MOSCOW – Russia’s Supreme Court rejected on Saturday an appeal lodged by opposition leader Alexei Navalny in a bid to overturn a decision by the electoral commission to bar him from taking part in the presidential elections of March 2018 for having a criminal record.
Navalny has said that the charges that led him to be given a suspended prison sentence were trumped up.
“The Supreme Court sees no reason to agree with the appeal, and the decision of the Central Electoral Commission appealed by the plaintiff is legal and well founded,” the ruling said.
The court upheld the argument put forward by the commission at the time for refusing to register Navalny’s candidacy, which was that a person who has been convicted of a serious crime cannot run for elected office.
Navalny’s lawyer pointed out at the Supreme Court hearing that the Russian Constitution does not prevent a convicted person from standing in an election and only refers to people who are in prison at the time of submitting their candidacies.
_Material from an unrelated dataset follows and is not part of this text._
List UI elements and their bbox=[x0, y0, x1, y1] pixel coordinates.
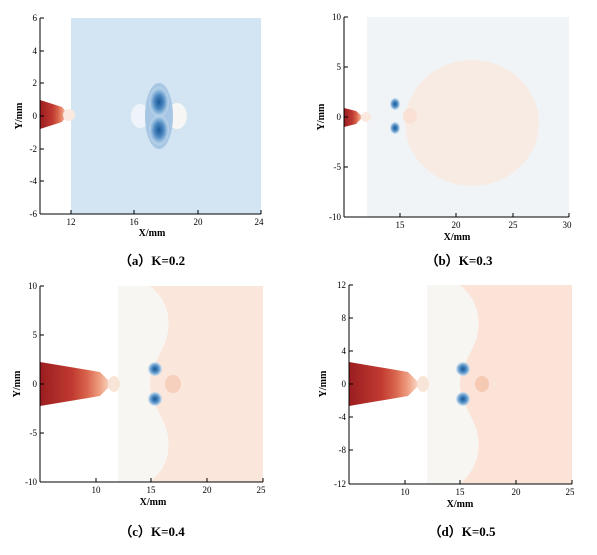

The lawyer announced he would appeal the ruling before the European Court of Human Rights.
“We knew there would be a political decision, but we will follow all the stages of the appeal,” said Ivan Zhdanov.
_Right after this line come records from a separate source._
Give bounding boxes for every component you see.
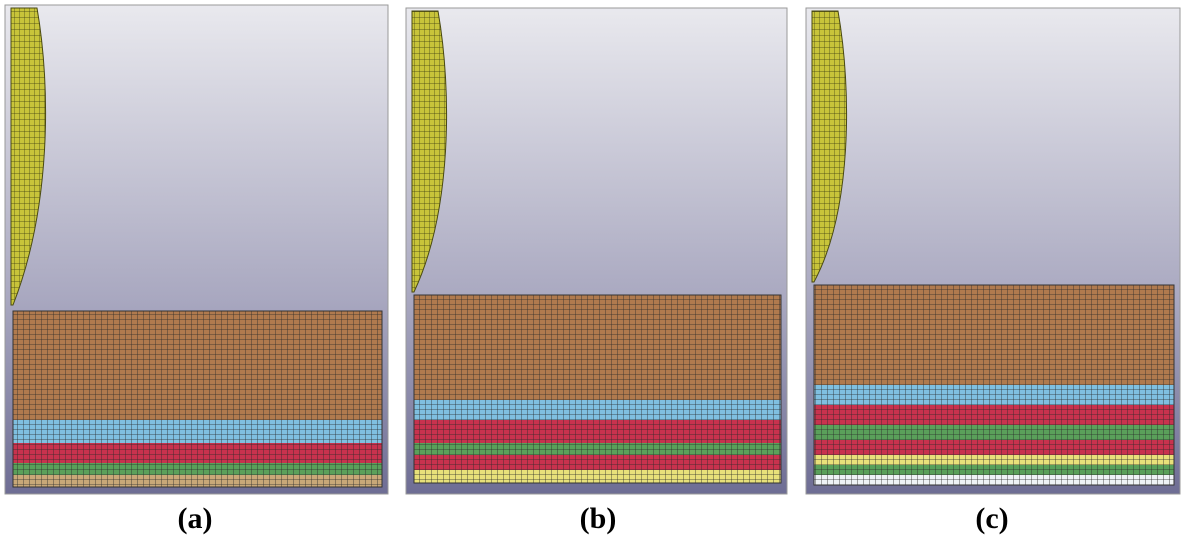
panel-label: (a) (178, 502, 213, 535)
mesh-grid (414, 295, 781, 483)
panel (406, 8, 787, 494)
panel-label: (b) (580, 502, 617, 535)
panel (5, 5, 388, 494)
mesh-grid (814, 285, 1174, 485)
panel-label: (c) (975, 502, 1008, 535)
figure: (a) (b) (c) (0, 0, 1185, 544)
mesh-grid (13, 311, 382, 487)
panels (5, 5, 1180, 494)
panel (806, 8, 1180, 494)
The decision to reject Navalny’s candidacy was condemned by the European Union and the United States, criticisms that the Russian Chancellery considered on Saturday “a direct interference” in the internal affairs of Russia.
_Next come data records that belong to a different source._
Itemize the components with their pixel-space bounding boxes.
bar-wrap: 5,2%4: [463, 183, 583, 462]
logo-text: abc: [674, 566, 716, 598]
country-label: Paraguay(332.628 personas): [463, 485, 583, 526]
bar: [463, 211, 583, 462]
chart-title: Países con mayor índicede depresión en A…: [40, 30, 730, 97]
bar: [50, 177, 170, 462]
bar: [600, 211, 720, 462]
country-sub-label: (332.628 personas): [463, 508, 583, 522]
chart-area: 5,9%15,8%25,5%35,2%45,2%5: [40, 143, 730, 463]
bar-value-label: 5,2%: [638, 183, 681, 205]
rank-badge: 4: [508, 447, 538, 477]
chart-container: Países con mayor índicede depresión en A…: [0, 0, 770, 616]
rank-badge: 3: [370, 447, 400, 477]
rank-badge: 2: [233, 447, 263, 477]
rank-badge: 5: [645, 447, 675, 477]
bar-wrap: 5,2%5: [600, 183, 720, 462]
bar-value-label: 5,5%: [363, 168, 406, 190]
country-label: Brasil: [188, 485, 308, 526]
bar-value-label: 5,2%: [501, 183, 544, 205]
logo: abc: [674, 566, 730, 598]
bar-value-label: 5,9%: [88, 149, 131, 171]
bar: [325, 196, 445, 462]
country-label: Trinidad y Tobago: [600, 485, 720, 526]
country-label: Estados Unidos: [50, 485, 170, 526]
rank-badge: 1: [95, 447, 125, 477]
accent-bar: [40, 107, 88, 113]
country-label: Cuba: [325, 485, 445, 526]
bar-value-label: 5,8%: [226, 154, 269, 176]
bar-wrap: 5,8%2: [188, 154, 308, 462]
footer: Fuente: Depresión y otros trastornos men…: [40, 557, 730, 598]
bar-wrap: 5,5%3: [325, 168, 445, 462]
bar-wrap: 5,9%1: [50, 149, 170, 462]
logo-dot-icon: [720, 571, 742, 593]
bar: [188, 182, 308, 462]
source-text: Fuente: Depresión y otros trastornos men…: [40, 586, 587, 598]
Navalny, who accuses Russian President Vladimir Putin of ordering his disqualification, has called for a day of protests on Jan. 28 to back a “strike of voters” in the presidential elections.
Navalny has organized some of Russia’s best-attended opposition rallies in recent memory has been sent to jail three times in 2017.
Putin has held a dominant place in Russian politics for 18 years and polls suggest he is likely to be returned to office.
Navalny has said that banning his participation in elections turns Russia’s democratic process into a farce.